The last choice is flexible tubing. I’m not crazy about this stuff because it requires clamps. Now you can get plastic clamps, but still not liking it. The second potential issue is that if the tubing is clear or transparent, it will grow all kinds of stuff.
 
I want to eliminate any failure points so I do not like the idea of clamps....I will look into spa flex.

Acrylic or glass for the baffles?
 

redfishbluefish

Officer Emeritus
Officer Emeritus
It doesn’t matter. Whatever is readily available or easiest for you. Don’t believe those negative sooth-sayers who tell you that you need to use glass in a glass sump and acrylic in an acrylic sump. In either case of glass or acrylic, the baffle is physically trapped within the silicone, so it doesn’t matter.
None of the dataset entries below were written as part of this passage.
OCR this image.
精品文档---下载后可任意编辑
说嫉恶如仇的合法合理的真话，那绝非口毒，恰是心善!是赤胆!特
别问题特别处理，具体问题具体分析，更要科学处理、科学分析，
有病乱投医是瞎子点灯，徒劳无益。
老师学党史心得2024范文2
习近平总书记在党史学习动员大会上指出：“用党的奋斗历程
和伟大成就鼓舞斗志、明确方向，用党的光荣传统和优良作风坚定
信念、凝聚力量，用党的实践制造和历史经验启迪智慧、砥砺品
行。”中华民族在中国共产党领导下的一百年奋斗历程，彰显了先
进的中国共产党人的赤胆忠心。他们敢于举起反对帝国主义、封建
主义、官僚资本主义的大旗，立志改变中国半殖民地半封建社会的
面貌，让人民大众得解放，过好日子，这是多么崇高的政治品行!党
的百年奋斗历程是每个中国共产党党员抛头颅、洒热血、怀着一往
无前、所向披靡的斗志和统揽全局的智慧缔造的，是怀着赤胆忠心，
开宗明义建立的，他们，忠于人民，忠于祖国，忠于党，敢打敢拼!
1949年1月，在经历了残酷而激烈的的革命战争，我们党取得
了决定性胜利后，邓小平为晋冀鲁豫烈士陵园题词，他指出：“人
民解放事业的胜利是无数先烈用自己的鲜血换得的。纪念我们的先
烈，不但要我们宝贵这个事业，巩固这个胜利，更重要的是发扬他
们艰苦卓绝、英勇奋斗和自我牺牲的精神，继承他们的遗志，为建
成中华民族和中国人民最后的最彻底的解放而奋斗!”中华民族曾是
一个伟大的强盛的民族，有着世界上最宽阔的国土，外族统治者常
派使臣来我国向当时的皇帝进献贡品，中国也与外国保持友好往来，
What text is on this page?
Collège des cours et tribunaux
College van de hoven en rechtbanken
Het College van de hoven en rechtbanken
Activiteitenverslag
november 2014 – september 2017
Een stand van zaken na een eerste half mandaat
You just want to make sure you get whatever you decide thick enough. As an example, you don’t what glass pane glass….it’s too thin and will bow. Same with acrylics….you need to get it thick enough so that the water pressure doesn’t cause it to bow. Have whatever you buy cut a 1/16 shorter than the interior width of the tank. And this is the reason I personally like acrylic. If it’s just not right, I can trim it with my saw.
 

redfishbluefish

Officer Emeritus
Officer Emeritus
You mention putting in a MAG 5 or 7 with a 300 gph return. You don’t want to exceed the rating of the overflow, and I would guess, unmetered, both this pumps would exceed the overflow.

If you insist on putting in one of these pumps, I would suggest not metering the pump by simply putting in a valve. Instead, tee off the return and direct that water back into your sump. Here’s an example where you would have a valve on the tee’d off line returning to the sump to control flow rate to the DT.

PumpTee.jpg


The other option is to build a manifold to run other equipment….reactors, etc.

Or the last option is to use a pump that does not exceed the overflow.


One more point; use unions were you think you’ll need to pull things apart. As an example, and seen in the picture above, to remove the pump for cleaning/replacing.
 

falconut

NJRC Member
Instead of using a check valve on the return line, just drill a small hole in the piping at the water level. It's called a siphon break, if kept clean and open, it keeps the line from siphoning out the tank. I had a check valve that stopped working, over time the flap just got stuck open. So, I don't use checks anymore.

For my return, I have a valve after the pump, barb, 2' of 3/4" black hose, barb, hard pipe up the tank and over the wall, then lock-line. I used S.S. clamps and they've been fine for years now. The hose allows for some movement in the pump placement.